Wir bevorzugen eigene oder noch weitgehend anpassbare Projektentwicklungen, weil wir hier unsere Produktvorstellungen ohne große Kompromisse umsetzen können. Häufig ist der Aufwand, Bestandsimmobilien in marktgerechte Wohnprodukte zu entwickeln, im Verhältnis zum erzielbaren Mietniveau zu hoch. Wir sagen aber nicht generell "Nein" zu Bestandsobjekten. Im Frankfurter Stadtteil Gallus haben wir ein ehemaliges Ordnungsamt in ein zeitgemäßes Studentenwohnhaus entwickelt, keine zehn Minuten vom Zentrum entfernt.

I&F Wie ist es um die Drittverwendungsfähigkeit Ihrer Immobilien bestellt? Eine Nutzungsbeschränkung auf Studenten dürfte eine alternative Verwendung im Falle eines Verkaufs erschweren.

Die Lage muss stimmen, dann stellt sich diese Frage nicht. Sollte dennoch irgendwann eine Drittverwendung notwendig werden, sind Studentenwohnhäuser aufgrund ihrer Gebäudestruktur leicht einer alternativen Wohnnutzung zuzuführen. Aus drei Apartments machen sie eine Dreiraumwohnung.

I&F Welche Rolle kommt bei der Betreuung der Liegenschaften dem Asset und Property Management zu? Ist die Mieterfluktuation bei Studentenwohnungen nicht vergleichsweise hoch?

Generell ist beim Student Housing der Betreiber ein wesentlicher Erfolgsfaktor. Wir sprechen hier nicht von Betreiberimmobilien, aber von Wohnimmobilien mit einem höheren Managementaufwand. Das Bewirtschaftungskonzept hat einen nicht zu unterschätzenden Einfluss auf die Performance. Die Mieterfluktuation ist bei uns mit durchschnittlich rund 30 Prozent auf das Jahr gerechnet höher als bei klassischen Wohnimmobilien. Die größere Fluktuation bedeutet aber auch, die Mieten häufiger anpassen zu können. Die Fragen der Instandhaltung und der Neuvermietung - gerade am Semesterstart - sind nicht unerheblich. Dem Aufwand stehen aber höhere Renditen gegenüber.

I&F Wie würden Sie den Wohnbedarf eines Durchschnittsstudenten skizzieren? Werden Einzelapartments präferiert? Oder ist die Zielgruppe grundsätzlich zu heterogen, um sie sinnvoll auf einen Nenner zu bringen?

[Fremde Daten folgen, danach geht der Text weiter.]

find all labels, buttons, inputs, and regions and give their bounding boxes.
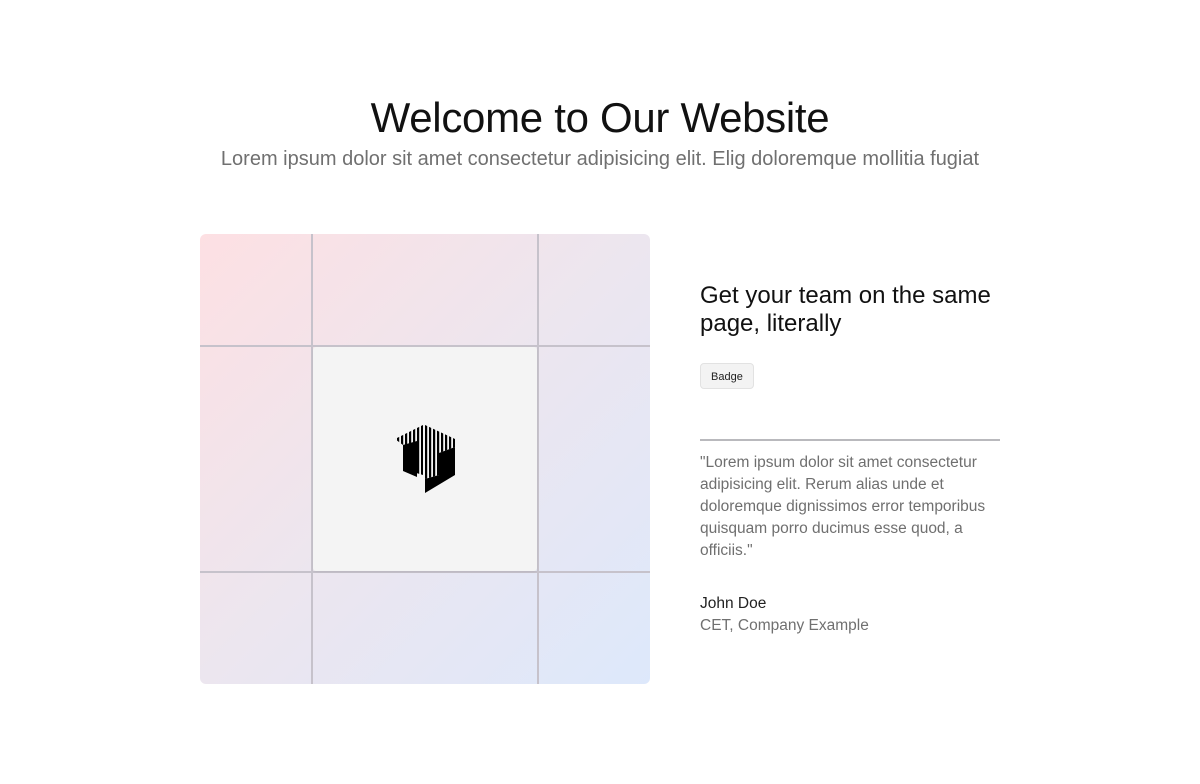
- grid-line: [537, 234, 539, 684]
- author-name: John Doe: [700, 595, 767, 612]
- striped-cube-logo-icon: [395, 425, 455, 493]
- divider: [700, 439, 1000, 441]
- logo-card: [313, 347, 537, 571]
- author-role: CET, Company Example: [700, 617, 869, 634]
- badge: Badge: [700, 363, 754, 389]
- testimonial-quote: "Lorem ipsum dolor sit amet consectetur …: [700, 454, 986, 559]
- feature-heading: Get your team on the same page, literall…: [700, 282, 991, 337]
- grid-line: [200, 571, 650, 573]
- feature-visual: [200, 234, 650, 684]
- page-title: Welcome to Our Website: [370, 94, 830, 141]
- page-subtitle: Lorem ipsum dolor sit amet consectetur a…: [220, 148, 980, 170]
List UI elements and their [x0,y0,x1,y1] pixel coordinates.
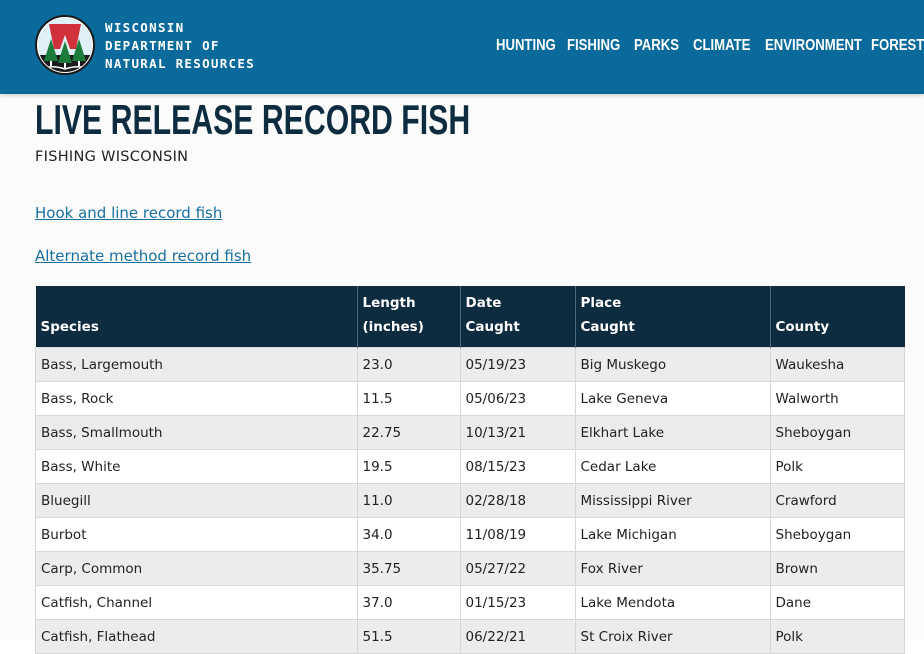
header-text: Date [465,295,502,311]
column-header-place: Place Caught [575,286,771,348]
cell-species: Bass, White [35,449,358,484]
column-header-species: Species [35,286,358,348]
cell-length: 19.5 [356,449,461,484]
record-fish-table: Species Length (inches) Date Caught Place C… [35,286,905,654]
cell-length: 34.0 [356,517,461,552]
cell-species: Bass, Rock [35,381,358,416]
column-header-county: County [770,286,905,348]
header-text: Caught [580,319,635,335]
cell-place: Lake Geneva [574,381,771,416]
cell-date: 05/06/23 [459,381,576,416]
header-text: Length [362,295,416,311]
cell-length: 51.5 [356,619,461,654]
cell-place: Lake Mendota [574,585,771,620]
cell-length: 22.75 [356,415,461,450]
cell-species: Catfish, Channel [35,585,358,620]
cell-place: Elkhart Lake [574,415,771,450]
table-row: Burbot 34.0 11/08/19 Lake Michigan Shebo… [35,517,905,552]
nav-item-forestry[interactable]: FORESTRY [871,36,924,56]
cell-county: Polk [769,619,905,654]
main-content: LIVE RELEASE RECORD FISH FISHING WISCONS… [0,94,924,654]
cell-date: 01/15/23 [459,585,576,620]
main-nav: HUNTING FISHING PARKS CLIMATE ENVIRONMEN… [496,35,924,56]
cell-place: Fox River [574,551,771,586]
cell-county: Crawford [769,483,905,518]
dnr-logo[interactable] [35,15,95,75]
cell-place: Mississippi River [574,483,771,518]
nav-item-hunting[interactable]: HUNTING [496,36,556,56]
cell-place: Lake Michigan [574,517,771,552]
cell-species: Carp, Common [35,551,358,586]
cell-length: 35.75 [356,551,461,586]
cell-county: Dane [769,585,905,620]
header-text: Caught [465,319,520,335]
table-row: Bass, Rock 11.5 05/06/23 Lake Geneva Wal… [35,381,905,416]
nav-item-fishing[interactable]: FISHING [567,36,620,56]
cell-date: 11/08/19 [459,517,576,552]
table-row: Bass, Smallmouth 22.75 10/13/21 Elkhart … [35,415,905,450]
cell-length: 23.0 [356,347,461,382]
table-row: Catfish, Channel 37.0 01/15/23 Lake Mend… [35,585,905,620]
column-header-length: Length (inches) [357,286,461,348]
header-text: County [775,319,830,335]
nav-item-environment[interactable]: ENVIRONMENT [765,36,862,56]
table-row: Carp, Common 35.75 05/27/22 Fox River Br… [35,551,905,586]
cell-county: Polk [769,449,905,484]
header-text: Species [40,319,99,335]
cell-species: Burbot [35,517,358,552]
table-row: Bass, White 19.5 08/15/23 Cedar Lake Pol… [35,449,905,484]
cell-length: 11.5 [356,381,461,416]
table-header-row: Species Length (inches) Date Caught Place C… [35,286,905,348]
cell-place: Big Muskego [574,347,771,382]
cell-date: 08/15/23 [459,449,576,484]
cell-date: 05/19/23 [459,347,576,382]
cell-length: 11.0 [356,483,461,518]
cell-length: 37.0 [356,585,461,620]
page-title: LIVE RELEASE RECORD FISH [35,96,471,143]
brand-line: DEPARTMENT OF [105,38,220,53]
cell-species: Bluegill [35,483,358,518]
cell-species: Bass, Largemouth [35,347,358,382]
brand-line: NATURAL RESOURCES [105,56,256,71]
table-row: Bass, Largemouth 23.0 05/19/23 Big Muske… [35,347,905,382]
cell-date: 05/27/22 [459,551,576,586]
dnr-logo-icon [35,15,95,75]
cell-county: Brown [769,551,905,586]
page-subtitle: FISHING WISCONSIN [35,149,189,165]
nav-item-parks[interactable]: PARKS [634,36,679,56]
table-row: Catfish, Flathead 51.5 06/22/21 St Croix… [35,619,905,654]
site-header: WISCONSIN DEPARTMENT OF NATURAL RESOURCE… [0,0,924,94]
header-text: (inches) [362,319,424,335]
cell-species: Bass, Smallmouth [35,415,358,450]
cell-place: St Croix River [574,619,771,654]
cell-county: Walworth [769,381,905,416]
cell-date: 10/13/21 [459,415,576,450]
cell-date: 06/22/21 [459,619,576,654]
cell-date: 02/28/18 [459,483,576,518]
brand-name[interactable]: WISCONSIN DEPARTMENT OF NATURAL RESOURCE… [105,19,255,73]
cell-place: Cedar Lake [574,449,771,484]
header-text: Place [580,295,622,311]
alternate-method-link[interactable]: Alternate method record fish [35,246,251,266]
nav-item-climate[interactable]: CLIMATE [693,36,750,56]
table-row: Bluegill 11.0 02/28/18 Mississippi River… [35,483,905,518]
hook-and-line-link[interactable]: Hook and line record fish [35,203,222,223]
column-header-date: Date Caught [460,286,576,348]
cell-species: Catfish, Flathead [35,619,358,654]
cell-county: Sheboygan [769,415,905,450]
brand-line: WISCONSIN [105,20,185,35]
cell-county: Waukesha [769,347,905,382]
cell-county: Sheboygan [769,517,905,552]
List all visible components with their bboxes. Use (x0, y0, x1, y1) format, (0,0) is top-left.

Nun, ich kann nur unsere durchschnittlichen "The Fizz-Studenten" skizzieren: Unsere Bewohnerinnen und Bewohner präferieren ganz klar ein Einzelapartment, mit eigenem Duschbad, einer Fläche von durchschnittlich 20 Quadratmetern und eigener Pantryküche. Er oder sie will schnell Anschluss finden und schätzt Community wie auch entsprechende Gemeinschaftsflächen, ob nun Cooking Areas, Seminarräume, Lounges oder Dachterrassen. Die Devise lautet: Wenn man Community will, soll man diese schnell und unkompliziert finden. Wenn man Ruhe will, um sich beispielsweise aufs Studium zu konzentrieren, soll man diese problemlos finden. Von Beginn an verfolgt International Campus deshalb den Community-Management-Ansatz, der Community und Kommunikation aktiv fördert. WGs werden aber nicht aussterben, dazu ist die Zielgruppe Studierende zu heterogen.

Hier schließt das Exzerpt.